NBCU Clears ‘The Office’ Off-Net

Jun 21, 2007  •  Post A Comment

Turner and Fox are opening “The Office.”
NBC Universal Domestic Television Distribution has cleared off-net rights to “The Office,” with episodes to start running this fall on TBS and in fall 2009 on the Fox-owned stations.
Industry sources place the overall price tag between $3 million and $4 million per episode for the Ben Silverman-produced series. The deal includes barter for both the cable and broadcast windows.
TBS’ deal for the series includes non-exclusive broadband streaming, on-demand and wireless rights to run concurrent with the off-network telecast rights.
“The Office,” produced by Reveille and Universal Media Studios, will debut on the Fox owned-and-operated stations in the nation’s top markets, including New York, Los Angeles, Chicago, Washington, D.C., Dallas, Houston, Phoenix, Minneapolis, Orlando and Baltimore.
“In the tradition of NBC’s legendary Thursday night comedies, ‘The Office’ has one of the strongest ensemble casts on TV, a terrific team of writers, a loyal young-adult skew, and the critics are already comparing it to the classic comedies of all time,” says Wallach. “And pairing ‘The Office’ with the great comedies on the Fox television stations will make for a great match as it launches its initial syndication run.”
With the pipeline for off-net sitcoms virtually shut down in recent years due to the popularity of unscripted series and procedural dramas, series such as “The Office” and Twentieth’s “My Name Is Earl” have become more important players to refresh access lineups on stations as well as cable.

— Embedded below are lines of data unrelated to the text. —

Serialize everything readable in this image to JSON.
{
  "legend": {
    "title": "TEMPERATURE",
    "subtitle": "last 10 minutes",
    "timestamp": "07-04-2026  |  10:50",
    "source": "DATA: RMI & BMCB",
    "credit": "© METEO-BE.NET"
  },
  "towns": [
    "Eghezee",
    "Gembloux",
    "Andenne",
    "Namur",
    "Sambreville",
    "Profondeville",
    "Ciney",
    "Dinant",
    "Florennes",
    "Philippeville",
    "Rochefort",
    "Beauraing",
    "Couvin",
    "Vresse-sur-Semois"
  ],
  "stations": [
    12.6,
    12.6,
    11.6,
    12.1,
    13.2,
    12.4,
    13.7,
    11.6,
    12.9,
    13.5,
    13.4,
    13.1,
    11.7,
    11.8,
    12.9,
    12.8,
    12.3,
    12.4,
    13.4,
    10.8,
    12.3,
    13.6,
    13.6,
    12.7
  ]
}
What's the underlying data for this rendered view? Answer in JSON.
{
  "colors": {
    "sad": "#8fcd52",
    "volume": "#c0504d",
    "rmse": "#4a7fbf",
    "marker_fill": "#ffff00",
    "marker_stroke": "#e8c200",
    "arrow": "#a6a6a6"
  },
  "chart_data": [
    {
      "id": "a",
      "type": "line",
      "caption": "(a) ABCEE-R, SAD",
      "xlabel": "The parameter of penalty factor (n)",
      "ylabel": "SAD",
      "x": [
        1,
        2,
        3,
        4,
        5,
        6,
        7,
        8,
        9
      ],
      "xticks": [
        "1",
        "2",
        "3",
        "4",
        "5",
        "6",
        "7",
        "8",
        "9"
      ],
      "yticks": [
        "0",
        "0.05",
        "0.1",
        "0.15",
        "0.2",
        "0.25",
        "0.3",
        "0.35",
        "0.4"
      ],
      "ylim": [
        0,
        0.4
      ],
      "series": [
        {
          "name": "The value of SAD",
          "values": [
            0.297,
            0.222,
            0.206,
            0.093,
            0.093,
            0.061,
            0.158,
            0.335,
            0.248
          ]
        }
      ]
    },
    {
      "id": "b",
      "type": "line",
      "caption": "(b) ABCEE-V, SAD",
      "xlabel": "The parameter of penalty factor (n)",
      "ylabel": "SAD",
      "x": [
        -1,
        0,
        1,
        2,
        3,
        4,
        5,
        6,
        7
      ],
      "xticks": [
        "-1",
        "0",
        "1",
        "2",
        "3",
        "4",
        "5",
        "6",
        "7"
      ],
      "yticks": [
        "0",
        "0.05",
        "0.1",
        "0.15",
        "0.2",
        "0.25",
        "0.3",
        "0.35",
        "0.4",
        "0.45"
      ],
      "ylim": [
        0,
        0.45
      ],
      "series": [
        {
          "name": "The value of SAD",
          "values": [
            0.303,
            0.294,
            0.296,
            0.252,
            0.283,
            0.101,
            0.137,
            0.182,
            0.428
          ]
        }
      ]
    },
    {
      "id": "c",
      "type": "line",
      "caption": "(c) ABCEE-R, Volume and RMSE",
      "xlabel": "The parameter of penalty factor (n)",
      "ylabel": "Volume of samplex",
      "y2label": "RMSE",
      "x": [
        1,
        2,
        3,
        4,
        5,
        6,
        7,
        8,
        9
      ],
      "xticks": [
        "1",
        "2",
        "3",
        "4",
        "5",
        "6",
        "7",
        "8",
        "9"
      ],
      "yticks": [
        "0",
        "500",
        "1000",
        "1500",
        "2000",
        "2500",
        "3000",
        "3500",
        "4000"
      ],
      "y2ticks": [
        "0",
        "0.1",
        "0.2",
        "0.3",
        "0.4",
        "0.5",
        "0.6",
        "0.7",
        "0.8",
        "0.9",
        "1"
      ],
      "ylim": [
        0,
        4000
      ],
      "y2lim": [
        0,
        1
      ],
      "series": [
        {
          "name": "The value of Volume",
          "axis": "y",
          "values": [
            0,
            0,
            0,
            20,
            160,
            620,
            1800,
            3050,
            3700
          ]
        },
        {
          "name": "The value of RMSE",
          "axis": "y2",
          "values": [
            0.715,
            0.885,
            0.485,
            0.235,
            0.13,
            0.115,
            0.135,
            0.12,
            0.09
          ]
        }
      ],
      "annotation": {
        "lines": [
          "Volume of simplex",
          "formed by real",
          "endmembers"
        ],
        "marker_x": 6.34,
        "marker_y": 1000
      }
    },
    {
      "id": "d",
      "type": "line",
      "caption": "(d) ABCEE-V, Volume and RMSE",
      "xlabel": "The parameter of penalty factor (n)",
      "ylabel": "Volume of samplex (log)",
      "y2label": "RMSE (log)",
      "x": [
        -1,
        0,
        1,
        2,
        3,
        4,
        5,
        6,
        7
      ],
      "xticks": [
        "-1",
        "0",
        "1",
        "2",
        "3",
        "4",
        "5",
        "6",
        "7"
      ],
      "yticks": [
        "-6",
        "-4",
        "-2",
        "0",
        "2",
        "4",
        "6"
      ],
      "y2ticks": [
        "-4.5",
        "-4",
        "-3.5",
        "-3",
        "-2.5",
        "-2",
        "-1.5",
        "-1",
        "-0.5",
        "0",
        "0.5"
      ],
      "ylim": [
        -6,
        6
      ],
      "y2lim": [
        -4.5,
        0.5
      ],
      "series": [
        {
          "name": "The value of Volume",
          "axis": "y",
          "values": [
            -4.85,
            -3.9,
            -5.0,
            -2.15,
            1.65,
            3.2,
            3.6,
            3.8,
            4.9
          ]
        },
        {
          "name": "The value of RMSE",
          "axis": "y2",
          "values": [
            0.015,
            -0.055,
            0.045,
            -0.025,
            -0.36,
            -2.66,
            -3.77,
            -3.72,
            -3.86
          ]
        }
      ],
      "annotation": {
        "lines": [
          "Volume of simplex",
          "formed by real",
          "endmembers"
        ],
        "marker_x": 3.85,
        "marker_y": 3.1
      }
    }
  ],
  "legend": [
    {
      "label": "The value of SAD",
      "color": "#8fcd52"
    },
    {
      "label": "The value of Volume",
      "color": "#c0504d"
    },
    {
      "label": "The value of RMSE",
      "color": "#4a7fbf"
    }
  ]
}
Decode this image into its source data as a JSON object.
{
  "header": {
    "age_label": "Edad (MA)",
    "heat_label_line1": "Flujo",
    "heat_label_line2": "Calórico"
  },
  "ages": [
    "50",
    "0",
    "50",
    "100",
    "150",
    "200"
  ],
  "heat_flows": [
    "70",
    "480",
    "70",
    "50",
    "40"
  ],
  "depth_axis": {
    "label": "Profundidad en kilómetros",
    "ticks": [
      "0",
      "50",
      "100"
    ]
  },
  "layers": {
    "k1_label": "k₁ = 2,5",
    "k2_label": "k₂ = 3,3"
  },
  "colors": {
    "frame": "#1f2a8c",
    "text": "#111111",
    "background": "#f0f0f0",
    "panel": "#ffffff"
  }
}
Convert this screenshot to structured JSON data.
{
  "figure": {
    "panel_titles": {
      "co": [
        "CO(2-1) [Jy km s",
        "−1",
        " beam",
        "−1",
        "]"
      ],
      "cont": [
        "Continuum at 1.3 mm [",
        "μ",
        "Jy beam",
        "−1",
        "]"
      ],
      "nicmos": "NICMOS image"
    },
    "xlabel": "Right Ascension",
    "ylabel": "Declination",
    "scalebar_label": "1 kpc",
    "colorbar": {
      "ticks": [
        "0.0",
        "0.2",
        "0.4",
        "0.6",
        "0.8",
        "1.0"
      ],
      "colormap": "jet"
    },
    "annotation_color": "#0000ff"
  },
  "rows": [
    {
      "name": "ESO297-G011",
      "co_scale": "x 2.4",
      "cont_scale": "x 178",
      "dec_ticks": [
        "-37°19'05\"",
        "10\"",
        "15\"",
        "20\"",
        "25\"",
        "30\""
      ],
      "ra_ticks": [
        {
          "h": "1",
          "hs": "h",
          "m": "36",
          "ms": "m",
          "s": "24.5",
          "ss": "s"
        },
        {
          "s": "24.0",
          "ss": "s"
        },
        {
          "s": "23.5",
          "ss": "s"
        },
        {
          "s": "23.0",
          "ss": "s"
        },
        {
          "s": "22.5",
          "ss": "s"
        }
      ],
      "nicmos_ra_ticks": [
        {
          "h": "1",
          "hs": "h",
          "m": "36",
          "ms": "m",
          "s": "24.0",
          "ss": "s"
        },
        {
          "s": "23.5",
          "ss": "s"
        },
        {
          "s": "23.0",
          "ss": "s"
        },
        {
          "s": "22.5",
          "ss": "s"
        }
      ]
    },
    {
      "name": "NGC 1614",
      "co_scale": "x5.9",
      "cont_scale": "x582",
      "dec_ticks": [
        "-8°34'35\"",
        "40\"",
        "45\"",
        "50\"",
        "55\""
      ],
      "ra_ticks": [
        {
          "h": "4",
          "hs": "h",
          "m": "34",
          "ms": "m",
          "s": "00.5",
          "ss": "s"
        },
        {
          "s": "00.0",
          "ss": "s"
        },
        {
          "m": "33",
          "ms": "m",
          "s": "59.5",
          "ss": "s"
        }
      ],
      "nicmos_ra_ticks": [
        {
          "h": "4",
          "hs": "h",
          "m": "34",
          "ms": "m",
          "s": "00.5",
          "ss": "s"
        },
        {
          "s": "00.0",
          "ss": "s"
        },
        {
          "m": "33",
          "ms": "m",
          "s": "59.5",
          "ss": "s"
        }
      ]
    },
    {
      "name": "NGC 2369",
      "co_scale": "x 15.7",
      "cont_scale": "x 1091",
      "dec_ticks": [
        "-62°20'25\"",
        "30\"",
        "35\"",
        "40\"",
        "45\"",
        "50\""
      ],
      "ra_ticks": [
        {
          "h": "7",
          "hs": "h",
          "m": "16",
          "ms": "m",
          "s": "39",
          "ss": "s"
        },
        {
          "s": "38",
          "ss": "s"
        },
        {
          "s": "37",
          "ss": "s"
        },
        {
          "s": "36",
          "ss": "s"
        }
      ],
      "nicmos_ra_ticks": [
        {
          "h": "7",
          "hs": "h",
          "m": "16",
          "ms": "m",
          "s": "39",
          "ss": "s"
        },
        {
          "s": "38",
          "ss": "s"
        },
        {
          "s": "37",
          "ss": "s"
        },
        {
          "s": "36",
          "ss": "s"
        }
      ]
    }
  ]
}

“’The Office’ is not only a top-notch sitcom, but also one of the most relatable comedies on television,” said Ken Schwab, senior VP of programming for TBS and TNT. “Anyone who has ever worked for a completely clueless boss, had an inter-office romance or simply worked among an odd assortment of co-workers will immediately get the offbeat humor in this series. It’s a wonderful addition to our line-up, and we’re thrilled to bring it to our audience of comedy lovers.”